To keep her, if she would stay, I couldn’t leave us in the dark any longer. I fumbled with the light. I hunched over the nightstand. It blinded me. Naked, bare to her, I whispered, “I can’t show you my secrets because I inherited them. They’re here. Inside.” I raised my voice. “You want to know what secrets I’ve kept from you?” I opened the drawer of the nightstand and pulled out an empty whiskey bottle and sat it next to the light. Guilt reached in again and slammed another, half-full, against the wood.
She said nothing. She waited.
I looked toward her over my shoulder. “My secret is that I’ve failed at everything I’ve ever tried.
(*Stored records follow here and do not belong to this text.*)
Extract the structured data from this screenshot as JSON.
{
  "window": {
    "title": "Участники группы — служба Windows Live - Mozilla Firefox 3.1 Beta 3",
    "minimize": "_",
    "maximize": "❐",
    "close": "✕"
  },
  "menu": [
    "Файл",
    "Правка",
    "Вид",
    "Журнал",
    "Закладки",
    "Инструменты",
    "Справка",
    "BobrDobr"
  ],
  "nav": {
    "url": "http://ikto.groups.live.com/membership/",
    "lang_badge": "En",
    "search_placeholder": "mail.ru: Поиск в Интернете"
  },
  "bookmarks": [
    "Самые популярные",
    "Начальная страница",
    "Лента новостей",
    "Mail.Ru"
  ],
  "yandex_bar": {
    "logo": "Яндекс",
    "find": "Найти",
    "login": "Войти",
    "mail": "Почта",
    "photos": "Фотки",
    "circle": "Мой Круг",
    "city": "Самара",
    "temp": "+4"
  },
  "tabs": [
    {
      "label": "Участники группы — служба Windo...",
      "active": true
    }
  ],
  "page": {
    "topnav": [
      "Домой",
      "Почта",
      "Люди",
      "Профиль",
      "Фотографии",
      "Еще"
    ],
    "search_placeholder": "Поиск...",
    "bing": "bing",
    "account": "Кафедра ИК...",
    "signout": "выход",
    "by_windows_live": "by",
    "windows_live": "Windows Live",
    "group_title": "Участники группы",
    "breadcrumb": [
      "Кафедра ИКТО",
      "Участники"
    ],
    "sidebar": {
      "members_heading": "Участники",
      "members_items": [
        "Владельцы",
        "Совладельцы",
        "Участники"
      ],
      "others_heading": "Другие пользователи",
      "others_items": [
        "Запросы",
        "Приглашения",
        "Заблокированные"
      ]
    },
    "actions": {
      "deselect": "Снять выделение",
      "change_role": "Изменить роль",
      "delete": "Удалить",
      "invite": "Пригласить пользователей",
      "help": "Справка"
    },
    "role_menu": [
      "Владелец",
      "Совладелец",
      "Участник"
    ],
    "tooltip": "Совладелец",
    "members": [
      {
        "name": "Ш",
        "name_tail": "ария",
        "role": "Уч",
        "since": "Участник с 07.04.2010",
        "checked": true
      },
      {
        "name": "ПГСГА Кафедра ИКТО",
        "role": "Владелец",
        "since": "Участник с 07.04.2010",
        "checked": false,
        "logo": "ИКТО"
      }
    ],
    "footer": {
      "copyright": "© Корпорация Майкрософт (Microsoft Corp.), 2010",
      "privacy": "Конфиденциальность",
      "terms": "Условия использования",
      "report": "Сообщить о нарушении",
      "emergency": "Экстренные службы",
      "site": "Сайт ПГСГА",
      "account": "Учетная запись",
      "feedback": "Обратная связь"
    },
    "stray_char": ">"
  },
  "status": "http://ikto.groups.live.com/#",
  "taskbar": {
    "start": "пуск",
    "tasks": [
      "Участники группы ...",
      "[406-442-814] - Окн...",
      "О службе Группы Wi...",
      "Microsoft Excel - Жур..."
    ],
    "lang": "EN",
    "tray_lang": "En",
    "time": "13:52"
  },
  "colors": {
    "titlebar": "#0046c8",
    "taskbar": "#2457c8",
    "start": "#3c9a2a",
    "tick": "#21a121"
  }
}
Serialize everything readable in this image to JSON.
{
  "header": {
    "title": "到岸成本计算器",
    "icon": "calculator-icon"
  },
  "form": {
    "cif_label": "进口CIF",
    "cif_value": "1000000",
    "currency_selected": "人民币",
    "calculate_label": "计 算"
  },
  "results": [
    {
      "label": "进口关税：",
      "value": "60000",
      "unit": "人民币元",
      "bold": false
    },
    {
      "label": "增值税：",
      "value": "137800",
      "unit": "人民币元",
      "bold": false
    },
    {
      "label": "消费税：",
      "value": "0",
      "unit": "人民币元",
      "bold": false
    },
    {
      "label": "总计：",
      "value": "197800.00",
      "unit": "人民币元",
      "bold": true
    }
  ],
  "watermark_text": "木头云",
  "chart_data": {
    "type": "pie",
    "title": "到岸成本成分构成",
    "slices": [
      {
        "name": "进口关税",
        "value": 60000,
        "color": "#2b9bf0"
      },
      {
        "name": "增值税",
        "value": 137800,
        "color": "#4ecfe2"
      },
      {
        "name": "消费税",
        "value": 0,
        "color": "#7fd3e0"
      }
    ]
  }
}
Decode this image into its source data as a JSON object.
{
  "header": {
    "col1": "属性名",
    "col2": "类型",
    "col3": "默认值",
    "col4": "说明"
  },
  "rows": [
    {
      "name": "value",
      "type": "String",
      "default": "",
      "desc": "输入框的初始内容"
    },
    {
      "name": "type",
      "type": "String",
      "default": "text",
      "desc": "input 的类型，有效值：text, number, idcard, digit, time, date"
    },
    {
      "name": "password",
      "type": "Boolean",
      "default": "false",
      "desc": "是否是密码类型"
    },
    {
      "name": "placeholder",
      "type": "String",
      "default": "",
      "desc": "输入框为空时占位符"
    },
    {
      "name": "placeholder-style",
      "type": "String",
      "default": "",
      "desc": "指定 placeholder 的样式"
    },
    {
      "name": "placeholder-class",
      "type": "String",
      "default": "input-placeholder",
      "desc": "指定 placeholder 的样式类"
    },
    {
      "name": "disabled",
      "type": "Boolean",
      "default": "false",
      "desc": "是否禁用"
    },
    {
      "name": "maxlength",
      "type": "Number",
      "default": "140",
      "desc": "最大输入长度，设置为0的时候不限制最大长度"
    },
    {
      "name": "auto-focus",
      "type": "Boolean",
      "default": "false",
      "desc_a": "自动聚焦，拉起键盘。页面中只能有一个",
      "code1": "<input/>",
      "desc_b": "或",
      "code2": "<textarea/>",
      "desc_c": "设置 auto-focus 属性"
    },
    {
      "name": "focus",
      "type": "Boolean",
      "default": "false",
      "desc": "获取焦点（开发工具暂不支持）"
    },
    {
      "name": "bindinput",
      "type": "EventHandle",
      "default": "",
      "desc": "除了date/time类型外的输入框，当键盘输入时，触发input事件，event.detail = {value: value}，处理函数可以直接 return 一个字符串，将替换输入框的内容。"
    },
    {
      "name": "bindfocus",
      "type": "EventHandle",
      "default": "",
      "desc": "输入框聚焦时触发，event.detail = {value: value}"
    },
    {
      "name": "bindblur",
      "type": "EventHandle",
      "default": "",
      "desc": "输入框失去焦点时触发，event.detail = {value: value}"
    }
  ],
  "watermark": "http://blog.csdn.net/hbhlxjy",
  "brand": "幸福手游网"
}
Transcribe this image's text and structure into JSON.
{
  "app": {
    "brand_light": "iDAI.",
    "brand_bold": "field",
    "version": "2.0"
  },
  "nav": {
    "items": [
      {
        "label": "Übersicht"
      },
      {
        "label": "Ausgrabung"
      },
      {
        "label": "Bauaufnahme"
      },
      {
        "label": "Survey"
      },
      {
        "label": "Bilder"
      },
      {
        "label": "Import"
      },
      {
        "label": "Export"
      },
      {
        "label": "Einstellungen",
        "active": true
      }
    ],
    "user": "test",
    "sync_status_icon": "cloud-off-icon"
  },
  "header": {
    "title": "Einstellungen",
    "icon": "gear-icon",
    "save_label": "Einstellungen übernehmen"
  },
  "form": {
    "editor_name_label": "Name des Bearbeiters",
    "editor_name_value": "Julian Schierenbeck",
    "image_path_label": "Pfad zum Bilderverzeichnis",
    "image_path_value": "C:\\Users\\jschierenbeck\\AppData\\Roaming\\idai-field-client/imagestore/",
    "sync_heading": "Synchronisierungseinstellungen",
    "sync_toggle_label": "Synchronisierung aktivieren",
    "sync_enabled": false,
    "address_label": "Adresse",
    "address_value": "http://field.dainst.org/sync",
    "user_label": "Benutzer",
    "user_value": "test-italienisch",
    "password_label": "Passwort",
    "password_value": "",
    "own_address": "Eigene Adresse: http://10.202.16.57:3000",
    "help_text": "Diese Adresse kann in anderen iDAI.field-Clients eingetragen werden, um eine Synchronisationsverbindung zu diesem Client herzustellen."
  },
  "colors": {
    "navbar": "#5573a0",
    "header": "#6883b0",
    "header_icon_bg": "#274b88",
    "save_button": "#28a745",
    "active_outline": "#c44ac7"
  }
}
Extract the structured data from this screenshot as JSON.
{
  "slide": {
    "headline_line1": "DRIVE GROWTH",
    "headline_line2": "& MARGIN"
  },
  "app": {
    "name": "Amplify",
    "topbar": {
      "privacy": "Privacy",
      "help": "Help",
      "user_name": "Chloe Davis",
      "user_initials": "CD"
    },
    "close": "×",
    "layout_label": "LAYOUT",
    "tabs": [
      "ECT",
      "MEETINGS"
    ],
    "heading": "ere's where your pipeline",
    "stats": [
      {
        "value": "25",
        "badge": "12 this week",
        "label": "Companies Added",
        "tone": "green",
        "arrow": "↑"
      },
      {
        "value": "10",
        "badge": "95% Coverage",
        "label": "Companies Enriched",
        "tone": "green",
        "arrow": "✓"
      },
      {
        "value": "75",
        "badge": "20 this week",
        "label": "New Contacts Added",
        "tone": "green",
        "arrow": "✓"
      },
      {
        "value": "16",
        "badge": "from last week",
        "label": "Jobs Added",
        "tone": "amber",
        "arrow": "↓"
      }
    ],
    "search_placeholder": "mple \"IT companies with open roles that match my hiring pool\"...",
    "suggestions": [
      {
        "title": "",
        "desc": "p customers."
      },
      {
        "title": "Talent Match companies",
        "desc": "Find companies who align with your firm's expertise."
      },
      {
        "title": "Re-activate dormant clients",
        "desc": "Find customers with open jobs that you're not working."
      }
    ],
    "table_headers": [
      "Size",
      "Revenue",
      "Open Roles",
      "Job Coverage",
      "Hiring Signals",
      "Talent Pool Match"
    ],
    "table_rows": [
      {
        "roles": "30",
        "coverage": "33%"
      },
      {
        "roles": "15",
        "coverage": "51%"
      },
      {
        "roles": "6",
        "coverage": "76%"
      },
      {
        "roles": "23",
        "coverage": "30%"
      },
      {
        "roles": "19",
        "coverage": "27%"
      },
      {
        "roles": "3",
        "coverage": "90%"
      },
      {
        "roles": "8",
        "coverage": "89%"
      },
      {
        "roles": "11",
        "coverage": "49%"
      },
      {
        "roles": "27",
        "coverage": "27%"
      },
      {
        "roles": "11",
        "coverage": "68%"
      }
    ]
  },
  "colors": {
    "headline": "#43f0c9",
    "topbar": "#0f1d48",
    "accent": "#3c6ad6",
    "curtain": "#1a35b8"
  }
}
I couldn’t support my mother and siblings; I was too young and too angry. I hated practicing law; I’m nothing like my father. I didn’t finish his intentions; Kell’s dead, but Ross is still alive. There wasn’t enough money in gold; there has never been enough money. I can write, but my book was stolen. I’m banished Cherokee, Lizzie, separated from my family, from you, from my people. I’ve authored my own tragedy. So, tell me what you want me to do, but don’t say I’m too late to love you. That’s the one thing I will never fail to do.”
She knelt among the pile of clothes and found her handbag, pulling Joaquín’s story from her bag.
She stood, flipping through pages, and walked toward the light and me. She read my words.
“She knew the secret history of his soul, his sufferings, and his struggles with an evil fate, and the long agony which rent up by the roots the original honesty of his high-born nature. More than this, he had told her that he would soon finish his dangerous career, when having completed his revenge, and having accumulated an equivalent for the fortune of which he had been robbed by the Americans, he would retire into a peaceful portion of the state, build him a pleasant home, and live alone for love and her. She believed him, for he spoke truly of his intentions… It mattered not how the world regarded him, to her, he was all that is noble, generous, and beautiful.”6
Lizzie dropped the book to the floor. She turned my face, so I could see her eyes. “Look at me. Rollin, I’ll stay. I can see all of you now.”